While this works in all cases, it's not clear that it would avoid error. The composition rule isn't
yet proven, and the domain is extremely large. However, the other composition rules have been shown
to be correct, so they may be used for this. A valid result will result in the same output if given
to the composition rule for conversion to the Roman numeral representation; checking for equivalency
between these suffices to prove the result this rule gives correct or incorrect. Lastly, the sparse
exceptions table poses an issue, but it's trivial to search that first, and any result it gives will
agree with the other composition rules, as they similarly treat it specially. Particularly, if this
weren't done, the exceptions would prove exceptions to the equivalency test, giving different forms.

Follows is the composition rule:

Search the sparse exceptions table, and return any match.
Search the input for the first occurence of I, V, X, or L, and split the input in twain at the seam.
Search that table of bigger numbers for the former half, and return the index of the match.
Search the table of smaller numbers for the latter half, and return the index of the match.
If either search fails, the input be invalid.
Let S be the sum of the former index, multiplied by one hundred, with the latter index.
Convert S to a Roman numeral and ensure it be equal to the input, lest the input be invalid.
Otherwise, S be the result.

Searching the table of smaller numbers can be done by checking whether the latter half begins with L
or not, later ignoring the first letter and adding fifty to the resulting index in this case, and by
permitting that ? to match either of L or C, adding fifty to the resulting index in the latter case.

There are alternative methods for encoding such things, but this suffices; the length of the longest
Roman numeral places an upper bound on the length of the input, giving this domain a clear boundary.
The general solution, simply enumerating the possibilities and matching against them, works well for
such repetitive and unstructured data. I see no better way to test than checking every combination.

Taking advantage of such automated, exhaustive proof provides more time for when this be infeasible.

I'll be removing this sentence once I've an Ada version of this simple program available.
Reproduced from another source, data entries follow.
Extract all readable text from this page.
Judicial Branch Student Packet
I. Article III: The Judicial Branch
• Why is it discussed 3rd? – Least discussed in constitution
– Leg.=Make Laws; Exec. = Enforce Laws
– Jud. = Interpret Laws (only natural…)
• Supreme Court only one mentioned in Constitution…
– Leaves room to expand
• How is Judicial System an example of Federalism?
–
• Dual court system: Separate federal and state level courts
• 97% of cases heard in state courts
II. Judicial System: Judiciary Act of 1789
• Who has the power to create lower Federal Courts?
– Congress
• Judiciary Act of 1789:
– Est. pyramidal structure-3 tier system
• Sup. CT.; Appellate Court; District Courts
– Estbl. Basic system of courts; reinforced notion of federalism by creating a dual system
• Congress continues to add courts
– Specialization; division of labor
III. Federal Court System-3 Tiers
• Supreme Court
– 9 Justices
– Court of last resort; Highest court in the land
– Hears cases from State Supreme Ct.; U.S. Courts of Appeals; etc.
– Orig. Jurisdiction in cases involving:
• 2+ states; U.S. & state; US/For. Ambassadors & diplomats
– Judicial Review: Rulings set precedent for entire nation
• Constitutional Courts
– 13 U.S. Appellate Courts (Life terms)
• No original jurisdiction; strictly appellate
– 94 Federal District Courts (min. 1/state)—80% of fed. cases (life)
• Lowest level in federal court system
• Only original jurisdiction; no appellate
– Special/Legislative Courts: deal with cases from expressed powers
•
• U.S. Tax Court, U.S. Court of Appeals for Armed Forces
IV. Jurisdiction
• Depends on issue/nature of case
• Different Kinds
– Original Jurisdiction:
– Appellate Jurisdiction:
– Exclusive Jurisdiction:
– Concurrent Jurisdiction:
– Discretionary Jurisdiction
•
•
Tabular programming is applicable to many problems, and I want to begin heavily using it. I believe
most programs likely could be and should be written in this style. In writing this, I sparsely used
my machines; sans generating that initial full table and checking my proofs exhaustively, I found it
mostly unnecessary, and it guided none of my thinking about the problem, or how to approach it. The
translation of integers to ordinal or cardinal Roman numbers will make a lovely demonstration, next.